Les cellules mémoires T sont les lymphocytes T4 auxiliaires (ou "helper"). Ils sont spécifiques de l'antigène et se multiplient lors de chaque stimulation antigénique. Leur nombre augmente, ce qui accroît les chances de rencontre avec l'antigène. Les interleukines sécrétées par les LT4 helper, amplifient la croissance et la différenciation des lymphocytes B et T.


La stimulation antigénique provoque la transformation lymphoblastique des lymphocytes B qui possèdent le site récepteur de l'antigène ayant généré la réaction immunitaire. Cette stimulation active également leur multiplication en "cellules effectrices B", appelées plasmocytes. Ces derniers produisent des anticorps similaires aux récepteurs des lymphocytes B. 
Les anticorps produits sont spécifiques de l’antigène détecté, ils se lient alors à lui, c’est la formation du complexe immun. Le complexe immun active les molécules du complément. Il déclenche une cascade de réactions qui va aboutir à la formation d’une enzyme lytique qui va détruire le complexe immun. c'est la réaction à médiation humorale.

La réponse immunitaire en deux temps
Lors d'une première réponse, on observe une décroissance rapide du taux plasmatique de l'antigène.
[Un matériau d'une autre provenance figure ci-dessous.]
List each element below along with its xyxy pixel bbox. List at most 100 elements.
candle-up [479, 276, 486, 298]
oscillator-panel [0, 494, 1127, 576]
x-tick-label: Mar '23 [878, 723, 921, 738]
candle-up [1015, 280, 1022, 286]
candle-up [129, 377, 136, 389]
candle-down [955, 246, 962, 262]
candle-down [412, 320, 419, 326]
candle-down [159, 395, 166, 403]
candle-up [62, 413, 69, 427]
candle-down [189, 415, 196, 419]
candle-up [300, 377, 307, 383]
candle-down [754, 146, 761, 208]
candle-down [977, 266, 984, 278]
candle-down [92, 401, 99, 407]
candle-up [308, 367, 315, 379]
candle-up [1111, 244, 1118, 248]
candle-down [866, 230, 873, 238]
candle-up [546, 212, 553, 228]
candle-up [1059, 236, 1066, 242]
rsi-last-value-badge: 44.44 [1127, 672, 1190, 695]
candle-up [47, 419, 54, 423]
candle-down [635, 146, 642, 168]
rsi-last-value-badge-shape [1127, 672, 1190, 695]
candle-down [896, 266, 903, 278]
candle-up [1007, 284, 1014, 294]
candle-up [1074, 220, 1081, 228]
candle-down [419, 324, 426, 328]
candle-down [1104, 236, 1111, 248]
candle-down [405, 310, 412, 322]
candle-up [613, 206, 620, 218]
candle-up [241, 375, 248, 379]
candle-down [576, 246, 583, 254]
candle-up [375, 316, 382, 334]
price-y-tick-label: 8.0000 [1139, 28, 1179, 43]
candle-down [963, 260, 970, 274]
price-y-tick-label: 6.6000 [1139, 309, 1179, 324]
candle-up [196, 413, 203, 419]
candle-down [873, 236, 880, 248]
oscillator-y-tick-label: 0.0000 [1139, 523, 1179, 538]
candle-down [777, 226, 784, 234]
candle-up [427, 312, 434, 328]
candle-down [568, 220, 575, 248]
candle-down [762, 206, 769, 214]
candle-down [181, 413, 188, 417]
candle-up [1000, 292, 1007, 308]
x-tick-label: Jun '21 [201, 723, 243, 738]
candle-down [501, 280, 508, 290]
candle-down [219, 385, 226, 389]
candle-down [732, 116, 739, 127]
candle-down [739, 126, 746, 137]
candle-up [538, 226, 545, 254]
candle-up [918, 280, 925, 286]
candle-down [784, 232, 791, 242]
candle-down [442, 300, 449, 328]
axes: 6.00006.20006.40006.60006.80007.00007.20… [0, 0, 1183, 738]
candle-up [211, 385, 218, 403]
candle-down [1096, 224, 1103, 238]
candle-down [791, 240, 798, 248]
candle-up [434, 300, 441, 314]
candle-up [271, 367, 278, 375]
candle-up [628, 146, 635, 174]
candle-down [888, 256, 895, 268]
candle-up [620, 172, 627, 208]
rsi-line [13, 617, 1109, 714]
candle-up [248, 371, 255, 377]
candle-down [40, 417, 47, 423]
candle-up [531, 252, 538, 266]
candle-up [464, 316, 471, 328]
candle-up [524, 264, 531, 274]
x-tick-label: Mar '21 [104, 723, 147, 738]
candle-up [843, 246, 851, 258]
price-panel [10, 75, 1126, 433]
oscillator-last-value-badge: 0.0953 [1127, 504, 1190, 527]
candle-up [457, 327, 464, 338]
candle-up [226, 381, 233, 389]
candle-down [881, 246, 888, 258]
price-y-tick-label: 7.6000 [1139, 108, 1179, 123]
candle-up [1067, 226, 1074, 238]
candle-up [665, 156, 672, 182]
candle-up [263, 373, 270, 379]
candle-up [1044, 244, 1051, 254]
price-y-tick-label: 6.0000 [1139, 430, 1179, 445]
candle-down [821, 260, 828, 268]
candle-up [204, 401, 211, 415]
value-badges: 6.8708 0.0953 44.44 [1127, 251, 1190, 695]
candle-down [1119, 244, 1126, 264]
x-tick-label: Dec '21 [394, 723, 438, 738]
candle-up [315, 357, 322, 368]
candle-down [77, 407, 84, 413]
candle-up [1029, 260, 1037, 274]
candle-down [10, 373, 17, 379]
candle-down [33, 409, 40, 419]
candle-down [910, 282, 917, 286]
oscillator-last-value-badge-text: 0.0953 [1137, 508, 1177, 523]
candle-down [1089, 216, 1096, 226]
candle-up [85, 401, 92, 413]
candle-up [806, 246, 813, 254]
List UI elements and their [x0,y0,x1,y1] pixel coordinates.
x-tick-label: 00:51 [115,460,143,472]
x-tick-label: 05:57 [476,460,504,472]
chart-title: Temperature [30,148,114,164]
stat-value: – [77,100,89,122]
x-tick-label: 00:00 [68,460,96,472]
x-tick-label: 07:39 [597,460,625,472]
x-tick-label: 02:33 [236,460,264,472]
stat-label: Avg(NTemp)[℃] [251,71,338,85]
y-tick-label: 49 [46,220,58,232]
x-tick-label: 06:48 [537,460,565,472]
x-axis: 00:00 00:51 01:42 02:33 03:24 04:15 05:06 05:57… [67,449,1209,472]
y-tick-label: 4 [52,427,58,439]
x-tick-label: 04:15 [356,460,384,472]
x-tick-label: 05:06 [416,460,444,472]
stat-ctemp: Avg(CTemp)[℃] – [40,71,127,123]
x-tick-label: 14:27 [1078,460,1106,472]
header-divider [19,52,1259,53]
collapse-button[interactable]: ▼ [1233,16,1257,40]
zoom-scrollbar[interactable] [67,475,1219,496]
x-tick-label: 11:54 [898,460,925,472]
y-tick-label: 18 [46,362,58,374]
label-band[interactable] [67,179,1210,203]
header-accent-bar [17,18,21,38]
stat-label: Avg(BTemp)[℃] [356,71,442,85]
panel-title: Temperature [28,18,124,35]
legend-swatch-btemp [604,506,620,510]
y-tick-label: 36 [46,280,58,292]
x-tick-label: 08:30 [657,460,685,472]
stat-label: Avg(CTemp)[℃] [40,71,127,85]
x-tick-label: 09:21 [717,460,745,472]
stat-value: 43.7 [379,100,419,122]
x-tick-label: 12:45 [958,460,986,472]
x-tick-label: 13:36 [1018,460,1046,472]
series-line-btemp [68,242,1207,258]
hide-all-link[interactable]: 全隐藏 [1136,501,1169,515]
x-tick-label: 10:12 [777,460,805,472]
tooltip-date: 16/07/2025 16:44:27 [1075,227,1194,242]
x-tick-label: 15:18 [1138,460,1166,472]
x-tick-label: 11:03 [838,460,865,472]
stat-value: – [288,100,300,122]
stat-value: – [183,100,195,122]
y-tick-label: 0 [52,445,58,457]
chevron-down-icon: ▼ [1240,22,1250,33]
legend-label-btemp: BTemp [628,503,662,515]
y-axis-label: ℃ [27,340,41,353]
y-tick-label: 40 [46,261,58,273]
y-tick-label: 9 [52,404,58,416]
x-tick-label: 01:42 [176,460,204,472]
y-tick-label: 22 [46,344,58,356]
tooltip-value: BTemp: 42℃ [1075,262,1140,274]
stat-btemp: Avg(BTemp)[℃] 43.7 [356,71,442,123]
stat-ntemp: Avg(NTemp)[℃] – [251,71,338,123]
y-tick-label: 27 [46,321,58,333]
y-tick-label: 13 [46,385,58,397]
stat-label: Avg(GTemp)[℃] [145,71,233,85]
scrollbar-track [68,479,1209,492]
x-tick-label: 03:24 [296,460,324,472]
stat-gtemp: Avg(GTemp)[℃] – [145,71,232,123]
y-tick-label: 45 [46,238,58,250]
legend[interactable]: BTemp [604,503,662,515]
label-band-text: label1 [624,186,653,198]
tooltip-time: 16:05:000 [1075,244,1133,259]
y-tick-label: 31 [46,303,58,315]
Dans un premier temps, les macrophages interviennent suite à la pénétration de l’antigène dans l’organisme. Puis la réponse immunitaire se met en place : des complexes immuns se forment et les antigènes sont détruits. 
Lors de la réponse secondaire, un premier contact avec l'antigène a permis à l’organisme de synthétiser des LT4 et des LB mémoire. La réponse immunitaire sera quasiment immédiate (quelques jours au lieu d'une à deux semaines), au lieu d’être initiée en quelques jours. Ce phénomène est nommé immunisation. C’est ce principe qui est mis en jeu lors de la vaccination : on injecte un antigène mort ou inoffensif à un individu pour qu’il puisse être en mesure de le combattre, grâce à ses lymphocytes mémoire, lors d ‘une prochaine mise en contact.